I am not proposing arbitrary standards or senseless busywork. I believe there should be a departmental push encouraging students to share and to produce new and original ideas. Such a goal can only benefit students and the college. Every discipline has something unique to offer the community at large, and there should be an active forum for students to demonstrate their work.

Some may argue that official standards need not be set, and that the St. Olaf academic community itself should raise the bar. If that happens, great, but I see no such revolution in the forthcoming future.

In the meantime, wouldn’t it be nice to have a pre-established network to begin pumping our ideas into, and perhaps a chance to share the work that you have accomplished diligently for four years?

If we feel like we cannot compete creatively with other colleges and universities, then we should rethink our options. If you worried about the fact that you are in a largely literary or philosophically-minded major that gives you nothing explicit to illustrate, well then, perhaps this idea is for you.

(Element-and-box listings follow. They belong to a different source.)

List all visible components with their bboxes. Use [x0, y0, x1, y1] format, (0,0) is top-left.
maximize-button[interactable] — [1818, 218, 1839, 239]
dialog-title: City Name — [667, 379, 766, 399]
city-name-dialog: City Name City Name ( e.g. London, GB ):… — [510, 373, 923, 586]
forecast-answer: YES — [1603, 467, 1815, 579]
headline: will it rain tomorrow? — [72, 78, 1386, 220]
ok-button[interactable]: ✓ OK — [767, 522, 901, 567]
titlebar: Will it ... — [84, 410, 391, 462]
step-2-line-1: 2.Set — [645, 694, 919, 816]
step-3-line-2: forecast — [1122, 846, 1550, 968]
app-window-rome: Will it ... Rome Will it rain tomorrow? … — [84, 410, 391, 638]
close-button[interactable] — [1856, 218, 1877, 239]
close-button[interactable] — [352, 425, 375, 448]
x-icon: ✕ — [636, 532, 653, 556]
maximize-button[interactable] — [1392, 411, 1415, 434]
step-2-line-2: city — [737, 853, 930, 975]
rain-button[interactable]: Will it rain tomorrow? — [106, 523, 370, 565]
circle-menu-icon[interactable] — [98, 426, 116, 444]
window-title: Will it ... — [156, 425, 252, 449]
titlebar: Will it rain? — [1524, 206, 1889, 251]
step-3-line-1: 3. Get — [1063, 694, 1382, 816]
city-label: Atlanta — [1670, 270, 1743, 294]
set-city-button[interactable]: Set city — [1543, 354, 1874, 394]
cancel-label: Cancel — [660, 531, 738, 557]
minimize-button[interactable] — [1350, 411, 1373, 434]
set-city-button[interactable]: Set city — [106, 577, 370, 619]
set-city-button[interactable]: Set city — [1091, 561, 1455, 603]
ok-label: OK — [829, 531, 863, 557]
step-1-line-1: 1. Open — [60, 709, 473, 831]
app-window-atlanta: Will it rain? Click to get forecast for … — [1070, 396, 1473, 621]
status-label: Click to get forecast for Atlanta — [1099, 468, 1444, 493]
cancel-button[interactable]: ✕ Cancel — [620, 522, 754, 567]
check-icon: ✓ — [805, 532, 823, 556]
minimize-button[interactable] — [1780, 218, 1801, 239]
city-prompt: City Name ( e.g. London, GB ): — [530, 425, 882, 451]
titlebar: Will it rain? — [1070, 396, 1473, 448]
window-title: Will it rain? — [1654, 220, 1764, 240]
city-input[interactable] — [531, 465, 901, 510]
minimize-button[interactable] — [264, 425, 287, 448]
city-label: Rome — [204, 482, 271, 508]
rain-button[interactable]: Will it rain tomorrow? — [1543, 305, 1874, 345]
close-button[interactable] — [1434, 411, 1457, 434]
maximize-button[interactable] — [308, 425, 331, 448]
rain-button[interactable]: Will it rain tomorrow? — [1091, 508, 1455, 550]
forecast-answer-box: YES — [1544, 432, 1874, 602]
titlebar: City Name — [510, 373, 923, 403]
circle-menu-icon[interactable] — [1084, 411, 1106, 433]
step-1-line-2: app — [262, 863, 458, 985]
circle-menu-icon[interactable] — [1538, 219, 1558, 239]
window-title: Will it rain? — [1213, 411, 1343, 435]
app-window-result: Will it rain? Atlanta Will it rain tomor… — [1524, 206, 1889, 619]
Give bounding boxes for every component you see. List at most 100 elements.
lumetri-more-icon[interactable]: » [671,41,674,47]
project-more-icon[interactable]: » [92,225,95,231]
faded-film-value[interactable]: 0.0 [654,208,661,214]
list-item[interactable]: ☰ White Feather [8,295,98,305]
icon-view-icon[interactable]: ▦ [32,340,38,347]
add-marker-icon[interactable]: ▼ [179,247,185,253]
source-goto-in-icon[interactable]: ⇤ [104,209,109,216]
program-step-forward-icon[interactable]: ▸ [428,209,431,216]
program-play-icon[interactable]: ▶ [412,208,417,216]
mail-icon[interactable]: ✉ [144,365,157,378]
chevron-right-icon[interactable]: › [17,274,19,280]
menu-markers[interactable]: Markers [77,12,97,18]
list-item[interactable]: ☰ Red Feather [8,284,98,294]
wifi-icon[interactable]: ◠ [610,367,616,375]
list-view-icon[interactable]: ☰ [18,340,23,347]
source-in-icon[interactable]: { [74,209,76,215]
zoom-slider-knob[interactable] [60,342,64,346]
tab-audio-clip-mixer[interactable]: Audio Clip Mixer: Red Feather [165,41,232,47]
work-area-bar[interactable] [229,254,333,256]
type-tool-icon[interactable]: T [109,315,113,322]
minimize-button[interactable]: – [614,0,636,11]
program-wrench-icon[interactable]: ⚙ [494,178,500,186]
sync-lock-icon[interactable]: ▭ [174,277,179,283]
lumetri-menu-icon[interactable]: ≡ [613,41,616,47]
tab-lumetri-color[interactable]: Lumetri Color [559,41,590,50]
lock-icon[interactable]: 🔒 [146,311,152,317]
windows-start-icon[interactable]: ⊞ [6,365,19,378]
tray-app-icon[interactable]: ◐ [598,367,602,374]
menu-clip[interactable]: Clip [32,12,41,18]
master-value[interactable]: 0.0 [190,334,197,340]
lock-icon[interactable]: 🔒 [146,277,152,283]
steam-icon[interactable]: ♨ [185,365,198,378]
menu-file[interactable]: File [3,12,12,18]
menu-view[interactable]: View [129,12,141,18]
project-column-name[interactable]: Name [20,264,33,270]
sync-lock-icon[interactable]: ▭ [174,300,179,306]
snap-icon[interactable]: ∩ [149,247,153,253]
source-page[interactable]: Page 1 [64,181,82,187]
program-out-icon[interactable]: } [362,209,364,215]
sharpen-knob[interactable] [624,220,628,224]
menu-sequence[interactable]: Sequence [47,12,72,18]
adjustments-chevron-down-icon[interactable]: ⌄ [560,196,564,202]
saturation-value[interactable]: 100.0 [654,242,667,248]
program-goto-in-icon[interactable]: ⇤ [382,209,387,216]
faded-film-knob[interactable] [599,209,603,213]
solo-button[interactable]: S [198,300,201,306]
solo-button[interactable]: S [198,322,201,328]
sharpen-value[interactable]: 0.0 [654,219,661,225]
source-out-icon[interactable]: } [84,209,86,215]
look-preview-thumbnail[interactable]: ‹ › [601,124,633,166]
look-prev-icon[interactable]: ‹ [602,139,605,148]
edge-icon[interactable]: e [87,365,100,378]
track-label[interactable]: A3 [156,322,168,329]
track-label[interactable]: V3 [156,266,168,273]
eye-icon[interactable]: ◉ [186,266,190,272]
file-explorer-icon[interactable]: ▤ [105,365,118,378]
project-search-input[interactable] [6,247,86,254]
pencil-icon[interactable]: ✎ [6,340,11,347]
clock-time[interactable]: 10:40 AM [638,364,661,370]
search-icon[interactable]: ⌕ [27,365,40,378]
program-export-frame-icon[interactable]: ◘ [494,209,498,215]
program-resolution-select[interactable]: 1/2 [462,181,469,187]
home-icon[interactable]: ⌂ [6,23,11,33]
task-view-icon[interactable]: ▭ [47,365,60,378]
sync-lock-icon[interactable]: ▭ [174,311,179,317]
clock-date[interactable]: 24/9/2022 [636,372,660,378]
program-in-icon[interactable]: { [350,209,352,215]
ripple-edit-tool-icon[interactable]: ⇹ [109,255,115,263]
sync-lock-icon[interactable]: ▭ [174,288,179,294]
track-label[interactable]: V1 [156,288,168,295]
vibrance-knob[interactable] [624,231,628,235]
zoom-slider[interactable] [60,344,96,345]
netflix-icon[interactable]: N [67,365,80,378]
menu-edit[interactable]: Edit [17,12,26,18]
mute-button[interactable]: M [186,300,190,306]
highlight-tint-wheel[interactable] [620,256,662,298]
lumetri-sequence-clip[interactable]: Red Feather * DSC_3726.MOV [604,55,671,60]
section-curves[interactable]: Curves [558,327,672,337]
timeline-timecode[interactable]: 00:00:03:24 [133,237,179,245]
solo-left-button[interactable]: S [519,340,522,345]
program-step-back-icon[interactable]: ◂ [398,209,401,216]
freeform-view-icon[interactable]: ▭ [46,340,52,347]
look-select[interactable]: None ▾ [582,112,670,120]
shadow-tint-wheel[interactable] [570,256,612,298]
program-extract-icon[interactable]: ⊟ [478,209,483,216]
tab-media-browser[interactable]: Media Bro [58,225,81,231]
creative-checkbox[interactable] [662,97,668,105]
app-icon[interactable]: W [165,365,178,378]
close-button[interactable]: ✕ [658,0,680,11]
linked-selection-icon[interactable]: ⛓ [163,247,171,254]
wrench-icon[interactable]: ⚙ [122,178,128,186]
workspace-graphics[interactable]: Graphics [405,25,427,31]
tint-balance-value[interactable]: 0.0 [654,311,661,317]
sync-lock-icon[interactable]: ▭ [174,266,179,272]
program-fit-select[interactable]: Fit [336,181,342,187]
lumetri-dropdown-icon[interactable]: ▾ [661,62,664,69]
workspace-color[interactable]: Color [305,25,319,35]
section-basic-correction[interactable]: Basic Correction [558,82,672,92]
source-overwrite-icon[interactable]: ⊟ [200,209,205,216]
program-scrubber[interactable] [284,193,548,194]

If you feel, like I do, that there should be an easier way to start the creative process, then we should definitely think about getting St. Olaf humanities departments involved. Setting up seminar classes with the intention of sharing work and ideas with the academic and St. Olaf community is a good way to reach out, as demonstrated by the number of people who attend the Senior Art Show.

Staff Writer Jared Wall is a senior from Sioux Falls, S.D. He majors in English with a concentration in Middle East studies.